I recently had a similar symptoms. I was trying to clean up my rpi3, OH docker updates were taking 20 minutes or more. Started with bookworm lite image and added docker via script. Thought I followed the steps for non-sudo docker, but had the same symptoms. Finally tried with sudo and it worked. My docker compose was the same as what was running before. I was getting odd file ownerships. Figured it was just me, but might be worth a try
That exact message doesn’t point to a logger problem though … see https://github.com/openhab/openhab-core/issues/4283.

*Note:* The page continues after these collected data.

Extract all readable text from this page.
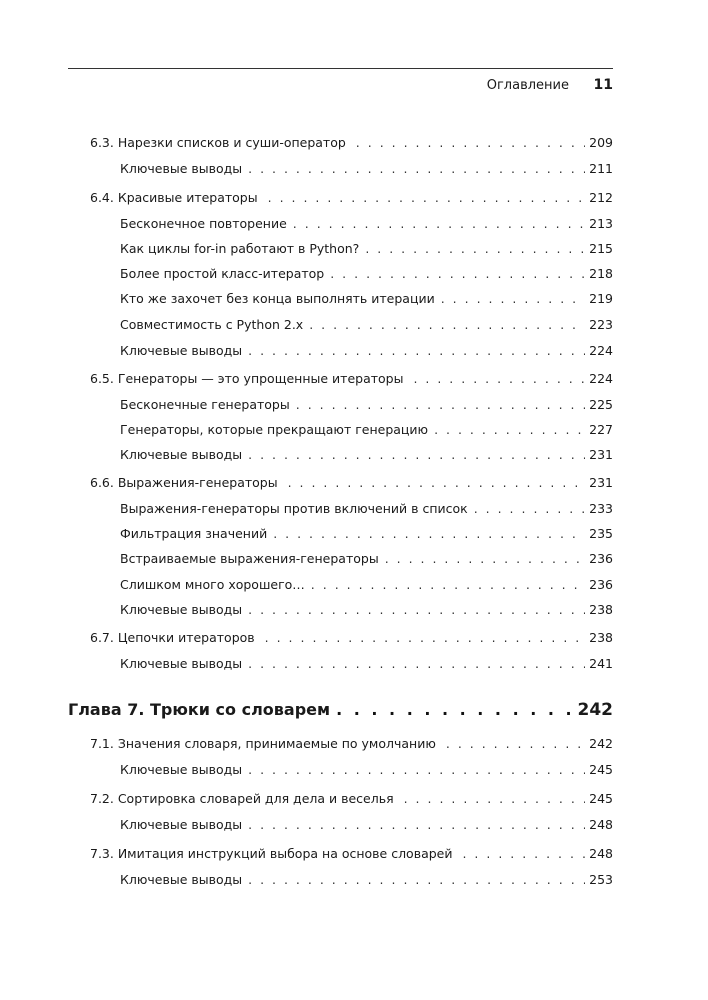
Оглавление 11
6.3. Нарезки списков и суши-оператор . . .	209
Ключевые выводы . . .	211
6.4. Красивые итераторы . . .	212
Бесконечное повторение . . .	213
Как циклы for-in работают в Python? . . .	215
Более простой класс-итератор . . .	218
Кто же захочет без конца выполнять итерации . . .	219
Совместимость с Python 2.x . . .	223
Ключевые выводы . . .	224
6.5. Генераторы — это упрощенные итераторы . . .	224
Бесконечные генераторы . . .	225
Генераторы, которые прекращают генерацию . . .	227
Ключевые выводы . . .	231
6.6. Выражения-генераторы . . .	231
Выражения-генераторы против включений в список . . .	233
Фильтрация значений . . .	235
Встраиваемые выражения-генераторы . . .	236
Слишком много хорошего… . . .	236
Ключевые выводы . . .	238
6.7. Цепочки итераторов . . .	238
Ключевые выводы . . .	241
Глава 7. Трюки со словарем . . .	242
7.1. Значения словаря, принимаемые по умолчанию . . .	242
Ключевые выводы . . .	245
7.2. Сортировка словарей для дела и веселья . . .	245
Ключевые выводы . . .	248
7.3. Имитация инструкций выбора на основе словарей . . .	248
Ключевые выводы . . .	253
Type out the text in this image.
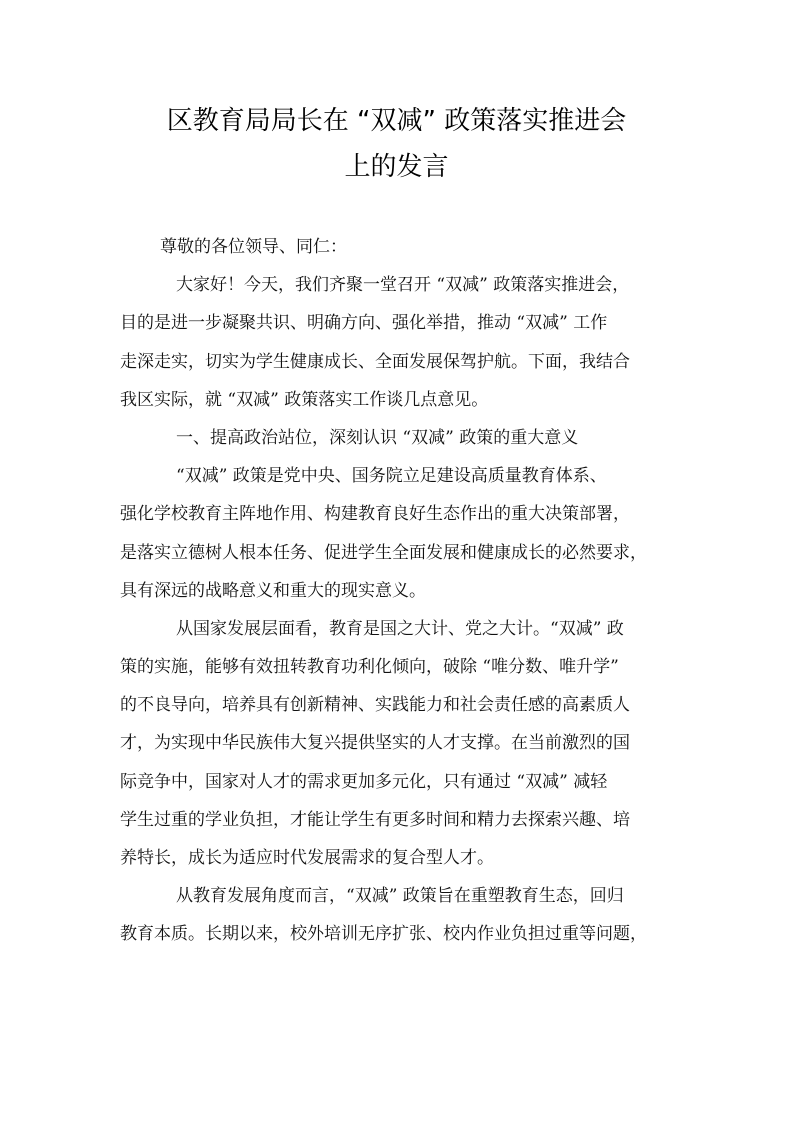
区教育局局长在 “双减” 政策落实推进会
上的发言
尊敬的各位领导、同仁：
大家好！今天，我们齐聚一堂召开 “双减” 政策落实推进会，
目的是进一步凝聚共识、明确方向、强化举措，推动 “双减” 工作
走深走实，切实为学生健康成长、全面发展保驾护航。下面，我结合
我区实际，就 “双减” 政策落实工作谈几点意见。
一、提高政治站位，深刻认识 “双减” 政策的重大意义
“双减” 政策是党中央、国务院立足建设高质量教育体系、
强化学校教育主阵地作用、构建教育良好生态作出的重大决策部署，
是落实立德树人根本任务、促进学生全面发展和健康成长的必然要求，
具有深远的战略意义和重大的现实意义。
从国家发展层面看，教育是国之大计、党之大计。“双减” 政
策的实施，能够有效扭转教育功利化倾向，破除 “唯分数、唯升学”
的不良导向，培养具有创新精神、实践能力和社会责任感的高素质人
才，为实现中华民族伟大复兴提供坚实的人才支撑。在当前激烈的国
际竞争中，国家对人才的需求更加多元化，只有通过 “双减” 减轻
学生过重的学业负担，才能让学生有更多时间和精力去探索兴趣、培
养特长，成长为适应时代发展需求的复合型人才。
从教育发展角度而言，“双减” 政策旨在重塑教育生态，回归
教育本质。长期以来，校外培训无序扩张、校内作业负担过重等问题，
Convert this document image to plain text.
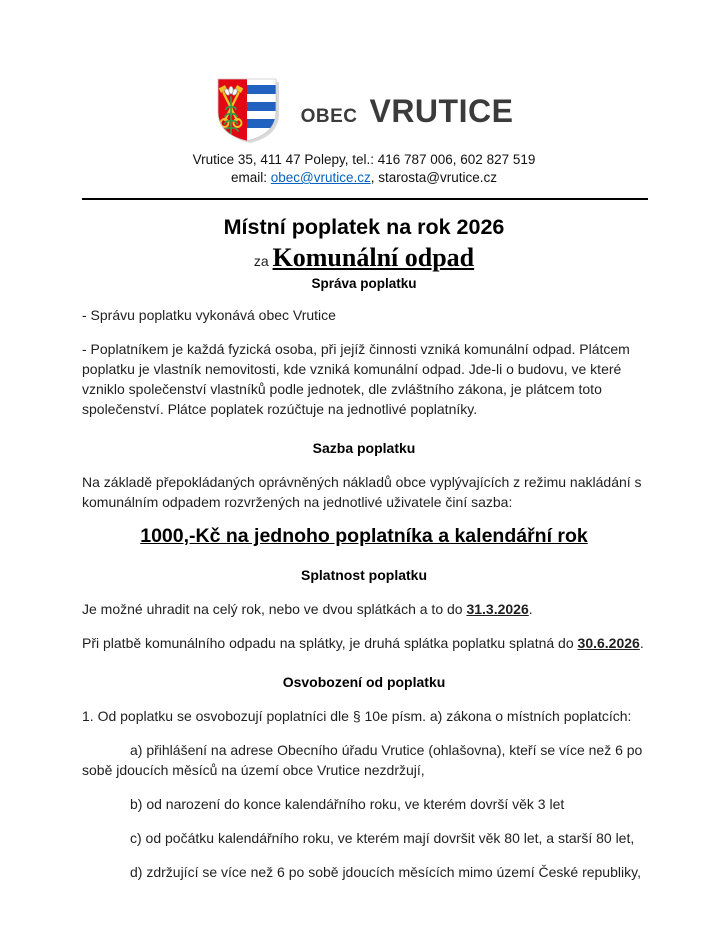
OBEC VRUTICE
Vrutice 35, 411 47 Polepy, tel.: 416 787 006, 602 827 519
email: obec@vrutice.cz, starosta@vrutice.cz
Místní poplatek na rok 2026
za Komunální odpad
Správa poplatku

- Správu poplatku vykonává obec Vrutice

- Poplatníkem je každá fyzická osoba, při jejíž činnosti vzniká komunální odpad. Plátcem poplatku je vlastník nemovitosti, kde vzniká komunální odpad. Jde-li o budovu, ve které vzniklo společenství vlastníků podle jednotek, dle zvláštního zákona, je plátcem toto společenství. Plátce poplatek rozúčtuje na jednotlivé poplatníky.

Sazba poplatku

Na základě přepokládaných oprávněných nákladů obce vyplývajících z režimu nakládání s komunálním odpadem rozvržených na jednotlivé uživatele činí sazba:

1000,-Kč na jednoho poplatníka a kalendářní rok

Splatnost poplatku

Je možné uhradit na celý rok, nebo ve dvou splátkách a to do 31.3.2026.

Při platbě komunálního odpadu na splátky, je druhá splátka poplatku splatná do 30.6.2026.

Osvobození od poplatku

1. Od poplatku se osvobozují poplatníci dle § 10e písm. a) zákona o místních poplatcích:

a) přihlášení na adrese Obecního úřadu Vrutice (ohlašovna), kteří se více než 6 po sobě jdoucích měsíců na území obce Vrutice nezdržují,

b) od narození do konce kalendářního roku, ve kterém dovrší věk 3 let

c) od počátku kalendářního roku, ve kterém mají dovršit věk 80 let, a starší 80 let,

d) zdržující se více než 6 po sobě jdoucích měsících mimo území České republiky,
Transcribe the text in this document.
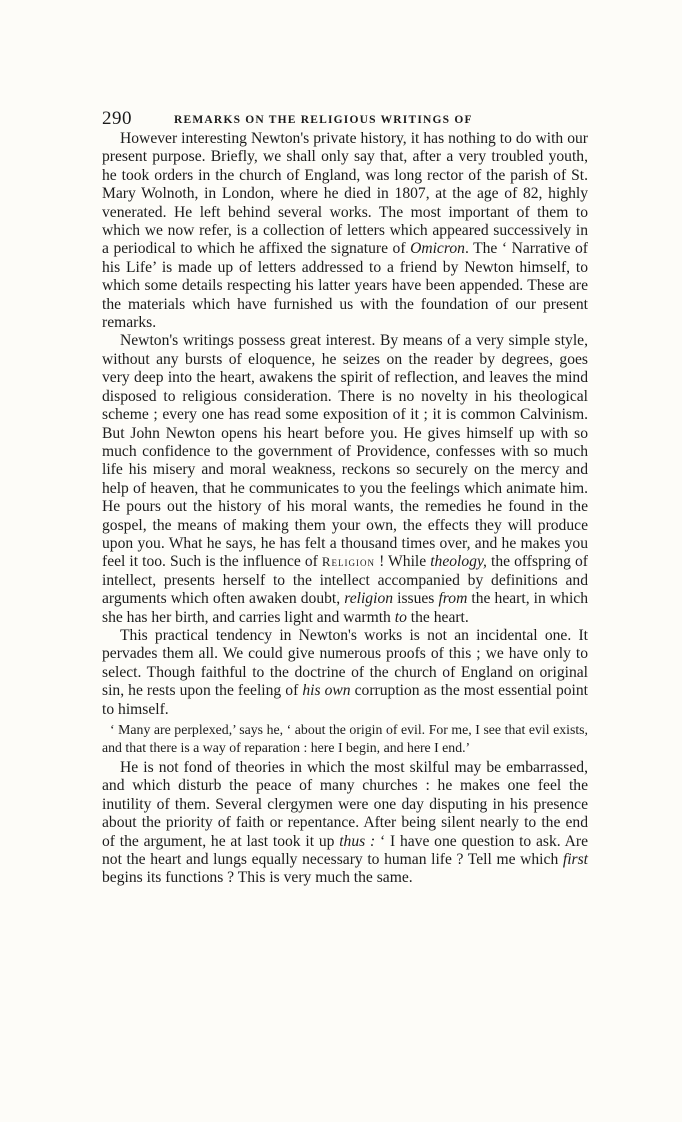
290	REMARKS ON THE RELIGIOUS WRITINGS OF

However interesting Newton's private history, it has nothing to do with our present purpose. Briefly, we shall only say that, after a very troubled youth, he took orders in the church of England, was long rector of the parish of St. Mary Wolnoth, in London, where he died in 1807, at the age of 82, highly venerated. He left behind several works. The most important of them to which we now refer, is a collection of letters which appeared successively in a periodical to which he affixed the signature of Omicron. The ‘ Narrative of his Life’ is made up of letters addressed to a friend by Newton himself, to which some details respecting his latter years have been appended. These are the materials which have furnished us with the foundation of our present remarks.

Newton's writings possess great interest. By means of a very simple style, without any bursts of eloquence, he seizes on the reader by degrees, goes very deep into the heart, awakens the spirit of reflection, and leaves the mind disposed to religious consideration. There is no novelty in his theological scheme ; every one has read some exposition of it ; it is common Calvinism. But John Newton opens his heart before you. He gives himself up with so much confidence to the government of Providence, confesses with so much life his misery and moral weakness, reckons so securely on the mercy and help of heaven, that he communicates to you the feelings which animate him. He pours out the history of his moral wants, the remedies he found in the gospel, the means of making them your own, the effects they will produce upon you. What he says, he has felt a thousand times over, and he makes you feel it too. Such is the influence of Religion ! While theology, the offspring of intellect, presents herself to the intellect accompanied by definitions and arguments which often awaken doubt, religion issues from the heart, in which she has her birth, and carries light and warmth to the heart.

This practical tendency in Newton's works is not an incidental one. It pervades them all. We could give numerous proofs of this ; we have only to select. Though faithful to the doctrine of the church of England on original sin, he rests upon the feeling of his own corruption as the most essential point to himself.

‘ Many are perplexed,’ says he, ‘ about the origin of evil. For me, I see that evil exists, and that there is a way of reparation : here I begin, and here I end.’

He is not fond of theories in which the most skilful may be embarrassed, and which disturb the peace of many churches : he makes one feel the inutility of them. Several clergymen were one day disputing in his presence about the priority of faith or repentance. After being silent nearly to the end of the argument, he at last took it up thus : ‘ I have one question to ask. Are not the heart and lungs equally necessary to human life ? Tell me which first begins its functions ? This is very much the same.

Since the “L” in SLF4J stands for logging I figured it was still a logging issue. That coupled with the fact that the logs are not being written out anywhere.
Obviously waiting for Karaf 4.4.7 is problematic for those who need a working system now, what’s the suggested mitagation?
I think you understood wrong what I meant to say.
Those SLF4J stuff can be ignored, it has been present since 4.2.M4 or something like that.
The SLF4J mentioned in the linked issue does not affect logging.
That no logs are written anymore must be something different.
I did misunderstand. Thanks for the clarification.
@badda I’m stumpped. If neither my nor @apella12’s suggestions help I’m not sure where to go from here.
With this procedure, I got my openHAB installation back on track, thank you!
Not sure what went wrong during the update - watchtower is doing this automatically whenever a new version is available and it has been working for almost two years now flawlessly.
I think it would be worth investigating the root cause, however, to prevent this kind of issue for others during openHAB upgrade. I’m happy to help with any data you need for the analysis!